Our faculty union mobilized like never before to resist Corbett’s cuts. There were daily trips to the Capitol by our union’s staff and representatives to lobby legislators. There were buses organized for large rallies on the Capitol steps. But even more importantly, I believe, was that our union leadership was pretty clear that our union needed to change. Our union needed to become more active, more organized, more…well…more like a real fighting union and less like an association of academics. I was and am proud of my union and of the steps we have taken to become an organization devoted to fighting for public higher education.
As I became more involved in my local and state union, I began to feel a gap growing between how I understood my role as a faculty member and how many of my colleagues see their role. I’ve come to understand that I tend to think systemically…that in order for us to have a vibrant system of public higher education, we must defend it.
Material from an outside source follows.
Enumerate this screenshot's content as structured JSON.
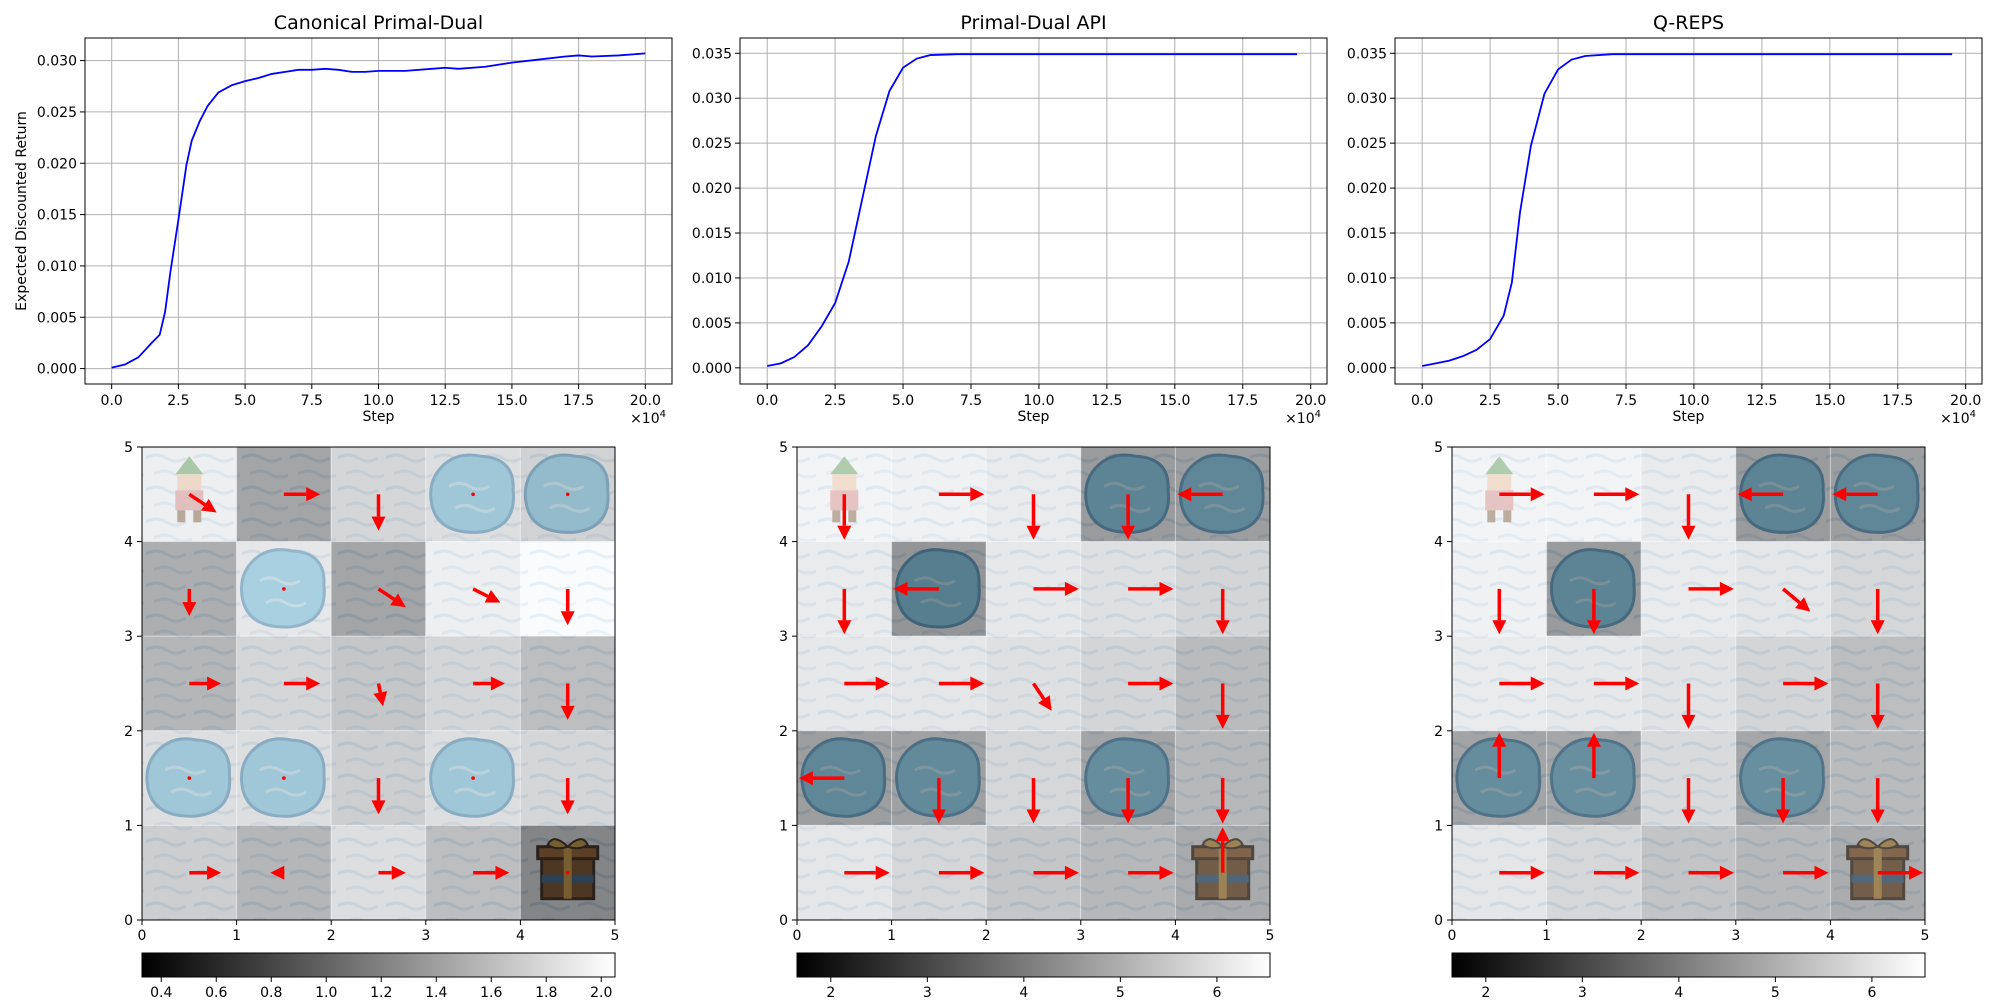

That if we are to fulfill our mission as faculty at a public university to not only train students for careers, but also for their roles as active, engaged citizens, then our curriculum, our courses, our professional practices should be models of such engagement.
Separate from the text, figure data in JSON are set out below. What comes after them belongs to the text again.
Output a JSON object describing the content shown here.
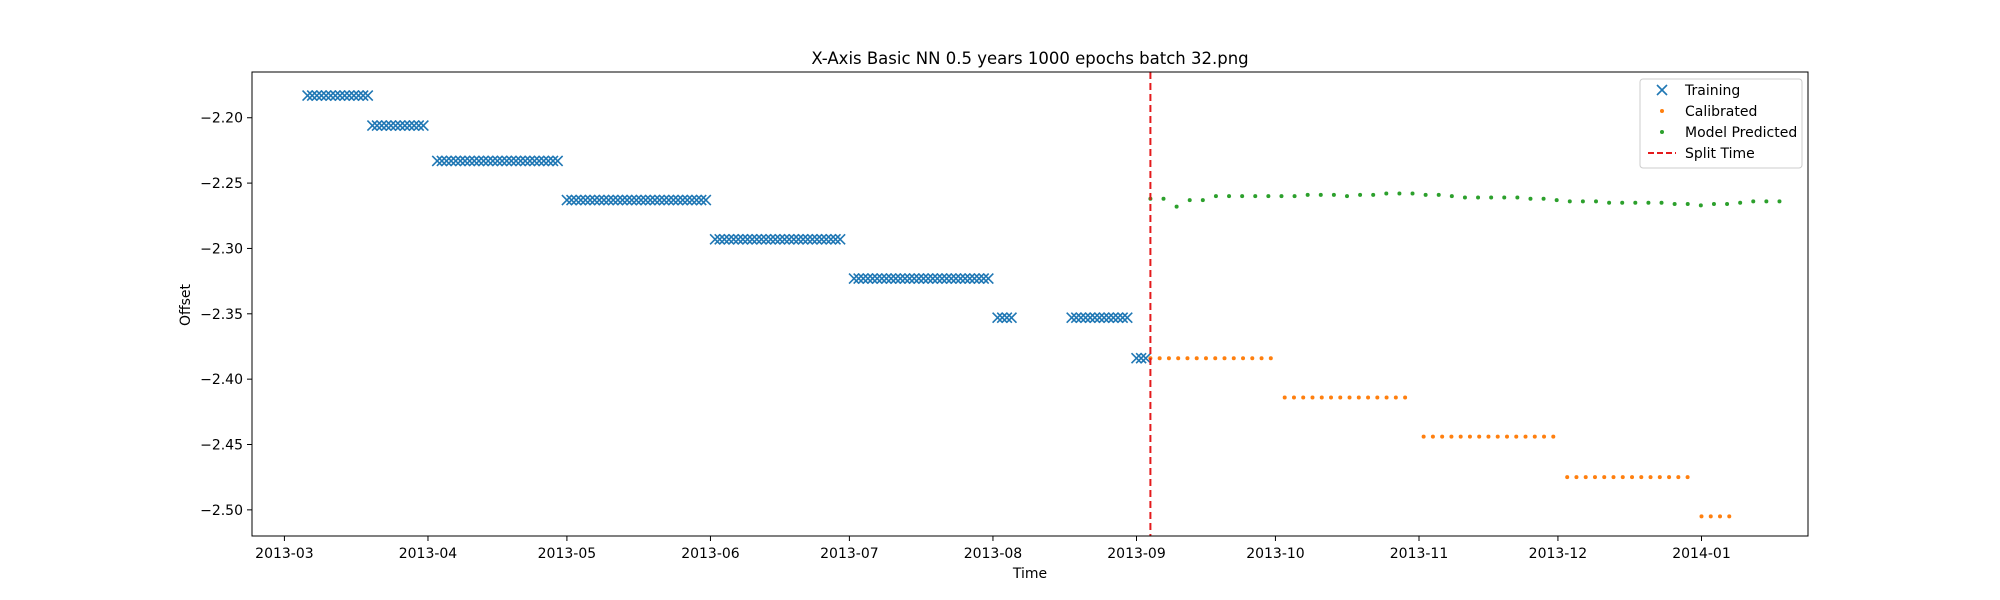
{
  "chart_data": {
    "type": "scatter",
    "title": "X-Axis Basic NN 0.5 years 1000 epochs batch 32.png",
    "xlabel": "Time",
    "ylabel": "Offset",
    "xlim": [
      "2013-02-22",
      "2014-01-24"
    ],
    "ylim": [
      -2.52,
      -2.165
    ],
    "x_ticks": [
      "2013-03-01",
      "2013-04-01",
      "2013-05-01",
      "2013-06-01",
      "2013-07-01",
      "2013-08-01",
      "2013-09-01",
      "2013-10-01",
      "2013-11-01",
      "2013-12-01",
      "2014-01-01"
    ],
    "x_tick_labels": [
      "2013-03",
      "2013-04",
      "2013-05",
      "2013-06",
      "2013-07",
      "2013-08",
      "2013-09",
      "2013-10",
      "2013-11",
      "2013-12",
      "2014-01"
    ],
    "y_ticks": [
      -2.2,
      -2.25,
      -2.3,
      -2.35,
      -2.4,
      -2.45,
      -2.5
    ],
    "y_tick_labels": [
      "−2.20",
      "−2.25",
      "−2.30",
      "−2.35",
      "−2.40",
      "−2.45",
      "−2.50"
    ],
    "split_time": "2013-09-04",
    "legend_position": "top-right",
    "series": [
      {
        "name": "Training",
        "marker": "x",
        "color": "#1f77b4",
        "segments": [
          {
            "start": "2013-03-06",
            "end": "2013-03-19",
            "y": -2.183
          },
          {
            "start": "2013-03-20",
            "end": "2013-03-31",
            "y": -2.206
          },
          {
            "start": "2013-04-03",
            "end": "2013-04-29",
            "y": -2.233
          },
          {
            "start": "2013-05-01",
            "end": "2013-05-31",
            "y": -2.263
          },
          {
            "start": "2013-06-02",
            "end": "2013-06-29",
            "y": -2.293
          },
          {
            "start": "2013-07-02",
            "end": "2013-07-31",
            "y": -2.323
          },
          {
            "start": "2013-08-02",
            "end": "2013-08-05",
            "y": -2.353
          },
          {
            "start": "2013-08-18",
            "end": "2013-08-30",
            "y": -2.353
          },
          {
            "start": "2013-09-01",
            "end": "2013-09-03",
            "y": -2.384
          }
        ]
      },
      {
        "name": "Calibrated",
        "marker": "dot",
        "color": "#ff7f0e",
        "segments": [
          {
            "start": "2013-09-04",
            "end": "2013-09-30",
            "y": -2.384
          },
          {
            "start": "2013-10-03",
            "end": "2013-10-30",
            "y": -2.414
          },
          {
            "start": "2013-11-02",
            "end": "2013-11-30",
            "y": -2.444
          },
          {
            "start": "2013-12-03",
            "end": "2013-12-30",
            "y": -2.475
          },
          {
            "start": "2014-01-01",
            "end": "2014-01-07",
            "y": -2.505
          }
        ]
      },
      {
        "name": "Model Predicted",
        "marker": "dot",
        "color": "#2ca02c",
        "x_start": "2013-09-04",
        "x_step_days": 2.83,
        "values": [
          -2.262,
          -2.262,
          -2.268,
          -2.263,
          -2.263,
          -2.26,
          -2.26,
          -2.26,
          -2.26,
          -2.26,
          -2.26,
          -2.26,
          -2.259,
          -2.259,
          -2.259,
          -2.26,
          -2.259,
          -2.259,
          -2.258,
          -2.258,
          -2.258,
          -2.259,
          -2.259,
          -2.26,
          -2.261,
          -2.261,
          -2.261,
          -2.261,
          -2.261,
          -2.262,
          -2.262,
          -2.263,
          -2.264,
          -2.264,
          -2.264,
          -2.265,
          -2.265,
          -2.265,
          -2.265,
          -2.265,
          -2.266,
          -2.266,
          -2.267,
          -2.266,
          -2.266,
          -2.265,
          -2.264,
          -2.264,
          -2.264
        ]
      }
    ],
    "split_line": {
      "name": "Split Time",
      "color": "#e41a1c",
      "style": "dashed"
    }
  }
}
However, it should be said, that most faculty are not trained to behave in that way. Most of us are trained to be focused on our own, narrow area of research and/or teaching. Many of us were trained in graduate school to act as isolated individuals – protective of our turf, competitive to a fault. It’s weird if you think about it. Or, more accurately, it’s weird for me.
This semester I get a little break from the day-to-day of my university. I am on sabbatical working on my second book, Gettin’ Dirty: Activist Rhetorics for the Long Haul. It’s been a long time since I’ve been able to devote a significant amount of time to research (especially with two little kids at home). But this sabbatical is also giving me an opportunity to really think about where I go from here. I’ve always had a tense relationship with academia. Perhaps this was inevitable given the pedestal on which I put higher education since I was quite young. For all the craziness of academe, I continue to feel that it’s one of the few remaining spaces in which we get to practice democracy – to critically engage, to solve problems collaboratively, to be pushed beyond our comfort zones, and to pass on that passionate pursuit to our students and communities.
This blog is my limited attempt to assess where I go from here in my academic career, how to be a better advocate for education for democracy, and document some of the problematic patterns of academe and academics. I come at these questions with a commitment to critical teaching, equitable labor relations, and a commitment to education for their role as critically and publicly engaged individuals in a democracy. Yes, I know all of these things will raise the banner of critique. That’s fine.
It’s taken me a long time to write this post. Not because I’m saying something particularly difficult, but because I recognize as I write that I am still trying to wrap words around my experience. So, enough delay…time to post this and see where we go.